June 20, 2003

Poorly-Promoted Meeting Of The Citizen Review Committee Yields Complaints About Authority And Independence

Thursday evening there was a meeting of the Citizen Review Committee (part of the City's Independent Police Review), although you wouldn't know it from either of those two URLs, both of which are part of the City's much-vaunted new website which is supposed to be all about better keeping Portlanders informed.

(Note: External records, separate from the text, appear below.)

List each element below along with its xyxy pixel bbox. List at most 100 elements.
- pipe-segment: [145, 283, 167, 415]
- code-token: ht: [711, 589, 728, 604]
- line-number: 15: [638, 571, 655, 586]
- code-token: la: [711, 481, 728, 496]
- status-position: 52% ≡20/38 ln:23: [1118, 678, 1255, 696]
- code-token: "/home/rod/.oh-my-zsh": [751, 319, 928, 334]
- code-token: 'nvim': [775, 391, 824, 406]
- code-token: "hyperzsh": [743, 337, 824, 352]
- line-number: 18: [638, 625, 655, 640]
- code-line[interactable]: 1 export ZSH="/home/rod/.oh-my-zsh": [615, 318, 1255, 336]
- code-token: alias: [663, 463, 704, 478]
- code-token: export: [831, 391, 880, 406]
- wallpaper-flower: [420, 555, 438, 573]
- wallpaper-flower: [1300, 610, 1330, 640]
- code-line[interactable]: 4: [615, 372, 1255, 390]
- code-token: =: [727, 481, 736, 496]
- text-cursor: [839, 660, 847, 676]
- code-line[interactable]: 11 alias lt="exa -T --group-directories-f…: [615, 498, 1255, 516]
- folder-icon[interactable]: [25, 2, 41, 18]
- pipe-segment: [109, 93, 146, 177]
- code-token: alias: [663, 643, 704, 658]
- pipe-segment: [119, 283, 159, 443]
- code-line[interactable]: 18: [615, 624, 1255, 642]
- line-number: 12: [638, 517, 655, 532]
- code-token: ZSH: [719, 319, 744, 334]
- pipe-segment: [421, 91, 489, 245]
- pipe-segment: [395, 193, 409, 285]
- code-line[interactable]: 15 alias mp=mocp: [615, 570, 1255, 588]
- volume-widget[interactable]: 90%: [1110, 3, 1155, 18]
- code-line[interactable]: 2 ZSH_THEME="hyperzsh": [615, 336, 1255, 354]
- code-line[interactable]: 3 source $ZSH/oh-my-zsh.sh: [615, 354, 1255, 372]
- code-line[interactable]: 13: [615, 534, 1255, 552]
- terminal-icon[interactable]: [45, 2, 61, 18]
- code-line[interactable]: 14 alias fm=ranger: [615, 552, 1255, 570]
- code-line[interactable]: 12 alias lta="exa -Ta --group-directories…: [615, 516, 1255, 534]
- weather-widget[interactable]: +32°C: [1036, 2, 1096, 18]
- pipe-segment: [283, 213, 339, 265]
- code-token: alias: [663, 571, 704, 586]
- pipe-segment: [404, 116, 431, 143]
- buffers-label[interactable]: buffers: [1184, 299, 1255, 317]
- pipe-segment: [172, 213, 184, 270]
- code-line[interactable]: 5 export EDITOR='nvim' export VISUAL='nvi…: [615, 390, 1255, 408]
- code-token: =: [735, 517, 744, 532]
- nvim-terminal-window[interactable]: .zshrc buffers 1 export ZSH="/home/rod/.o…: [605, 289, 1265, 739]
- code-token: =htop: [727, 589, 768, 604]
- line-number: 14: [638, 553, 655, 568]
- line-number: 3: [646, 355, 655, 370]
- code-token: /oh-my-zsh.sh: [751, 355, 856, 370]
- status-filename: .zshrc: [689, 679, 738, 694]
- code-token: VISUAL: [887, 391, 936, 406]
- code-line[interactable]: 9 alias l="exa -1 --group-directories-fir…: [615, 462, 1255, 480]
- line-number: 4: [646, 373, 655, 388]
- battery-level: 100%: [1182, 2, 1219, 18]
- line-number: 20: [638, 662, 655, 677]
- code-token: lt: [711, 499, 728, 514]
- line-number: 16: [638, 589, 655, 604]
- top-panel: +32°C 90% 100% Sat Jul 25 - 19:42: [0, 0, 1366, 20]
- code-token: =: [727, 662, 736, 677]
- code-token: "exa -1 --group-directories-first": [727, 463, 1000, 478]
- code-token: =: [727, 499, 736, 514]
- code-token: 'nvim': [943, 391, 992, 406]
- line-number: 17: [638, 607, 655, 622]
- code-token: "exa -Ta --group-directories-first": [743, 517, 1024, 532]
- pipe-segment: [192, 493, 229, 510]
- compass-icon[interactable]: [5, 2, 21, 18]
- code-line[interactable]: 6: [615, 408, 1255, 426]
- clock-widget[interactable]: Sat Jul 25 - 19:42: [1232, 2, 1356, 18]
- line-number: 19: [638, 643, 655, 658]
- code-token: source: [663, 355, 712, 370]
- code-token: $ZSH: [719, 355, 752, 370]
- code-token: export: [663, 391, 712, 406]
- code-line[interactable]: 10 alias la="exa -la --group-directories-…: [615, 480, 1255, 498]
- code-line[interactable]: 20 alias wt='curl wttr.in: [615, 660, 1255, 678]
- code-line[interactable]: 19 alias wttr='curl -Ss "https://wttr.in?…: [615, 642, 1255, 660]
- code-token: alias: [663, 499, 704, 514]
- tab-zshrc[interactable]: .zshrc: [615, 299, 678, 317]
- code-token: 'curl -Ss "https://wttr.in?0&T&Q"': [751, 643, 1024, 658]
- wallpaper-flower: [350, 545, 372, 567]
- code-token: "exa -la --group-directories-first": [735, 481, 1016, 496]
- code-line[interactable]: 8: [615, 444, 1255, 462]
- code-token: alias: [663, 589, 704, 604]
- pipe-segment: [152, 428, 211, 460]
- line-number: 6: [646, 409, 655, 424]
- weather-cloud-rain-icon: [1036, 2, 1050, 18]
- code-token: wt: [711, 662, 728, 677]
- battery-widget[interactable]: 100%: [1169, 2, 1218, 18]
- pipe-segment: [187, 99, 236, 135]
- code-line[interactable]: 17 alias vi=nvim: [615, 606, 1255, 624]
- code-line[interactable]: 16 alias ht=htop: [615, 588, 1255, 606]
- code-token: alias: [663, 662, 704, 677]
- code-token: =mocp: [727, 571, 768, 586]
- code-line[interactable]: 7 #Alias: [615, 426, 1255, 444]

Although I did know about the meeting in advance (thanks to this post), scheduling conflicts kept me away, so I'll have to rely on today's Oregonian report for details:

Community activists urged Portland's Citizens Review Committee on Thursday night to revamp the city's police oversight system, suggesting the panel needs more authority and independence to investigate officer misconduct.
But the most vehement critique of the system came from a member of the civilian committee, who said she felt the panel's role in hearing the public's complaints was "a sham."
T.J. Browning, one of nine panel members, delivered a blistering analysis of the city's 2-year-old police oversight system, saying the mayor's office and the auditor's office have prevented the panel from acting independently.

City Auditor Gary Blackmer, however, "said after the meeting that public oversight of the Portland Police Bureau is much stronger now than it was before the City Council voted in June 2001 to create the Independent Police Review Division."

Despite Blackmer's insistence that public review of the Portland Police Bureau is stornger now than it used to be under the previous system, the Committee intends to submit some recommendations to the City Council.